Socialist governments tend to radically increase literacy rates. In a little over a year, Cuba raised literacy rates from 47% to 100%. China raised literacy from 20% in 1950 to more than 85% in 2001. Lenin’s administration similarly viewed it as a top priority, naming illiteracy as one of three enemies in his 1921 address on the New Economic Policy.

However, revolutionary efforts to improve literacy not only predate these socialist revolutions, but paved their way. Bolsheviks and other revolutionary parties realized that one of the primary barriers to raising the political consciousness of the workers was their illiteracy. In 1897, only about 1 in 3 men and 1 in 10 women were literate. In 1913, Lenin referred to the literacy rate of 27% as “stultifying” the people.
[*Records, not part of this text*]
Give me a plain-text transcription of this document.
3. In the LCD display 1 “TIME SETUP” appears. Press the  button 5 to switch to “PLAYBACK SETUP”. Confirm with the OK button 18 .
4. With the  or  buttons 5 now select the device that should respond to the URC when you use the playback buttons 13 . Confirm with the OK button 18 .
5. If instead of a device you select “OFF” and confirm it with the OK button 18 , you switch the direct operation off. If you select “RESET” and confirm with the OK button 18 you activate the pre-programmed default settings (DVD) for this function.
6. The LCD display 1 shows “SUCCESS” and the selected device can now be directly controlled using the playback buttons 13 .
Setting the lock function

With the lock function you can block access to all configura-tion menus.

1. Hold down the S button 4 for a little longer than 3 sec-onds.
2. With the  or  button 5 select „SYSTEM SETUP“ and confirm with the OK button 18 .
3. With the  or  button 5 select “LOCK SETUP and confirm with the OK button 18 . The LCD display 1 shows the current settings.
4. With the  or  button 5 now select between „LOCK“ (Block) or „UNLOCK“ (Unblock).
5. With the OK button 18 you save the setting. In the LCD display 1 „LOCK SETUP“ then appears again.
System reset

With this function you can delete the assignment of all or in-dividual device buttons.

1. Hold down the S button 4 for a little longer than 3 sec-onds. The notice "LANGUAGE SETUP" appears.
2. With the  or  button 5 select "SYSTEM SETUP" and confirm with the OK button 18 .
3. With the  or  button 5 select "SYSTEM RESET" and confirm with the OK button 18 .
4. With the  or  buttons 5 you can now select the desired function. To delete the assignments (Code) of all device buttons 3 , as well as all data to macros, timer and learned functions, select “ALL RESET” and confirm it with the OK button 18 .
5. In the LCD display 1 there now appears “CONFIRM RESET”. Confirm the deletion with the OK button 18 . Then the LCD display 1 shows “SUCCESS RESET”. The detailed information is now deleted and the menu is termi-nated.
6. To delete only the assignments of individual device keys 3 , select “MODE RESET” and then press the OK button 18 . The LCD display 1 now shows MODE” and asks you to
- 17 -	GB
Revolutionaries (including Krupskaya) taught in Sunday schools, geared towards workers on their days off, and these venues became places for raising literacy rates as well as political consciousness.

You can see this consistent emphasis on literacy in Lenin’s writing throughout the years, both before the 1917 October Revolution, as part of political education of the working class, and after the revolution, as the governing party.

What were they reading in these literacy groups and reading circles? Chernychevsky’s What is to be done?! One such participant, who later joined the Bolshevik party and participated in the 1917 Revolution reflected:

When we started to attend the Sunday and evening schools, we began to make use of books from the library and we learned of the great Russian democrat, Chernychevsky. We read his book What is to be done?, secretly, and found the image of Vera Pavolovna, the woman of the future, very attractive - Alexandra Artiukhina, quoted in Midwives of the Revolution

Why is this important today?

If the argument against encouraging people sympathetic to socialist movements to read or critically engage with socialist texts is that literacy in the general public is too low (eg., 54% of the US adult population reading below a 6th grade level) then the solution is to improve literacy, and help people to learn and understand, not reduce movement beliefs to bite-size slogans.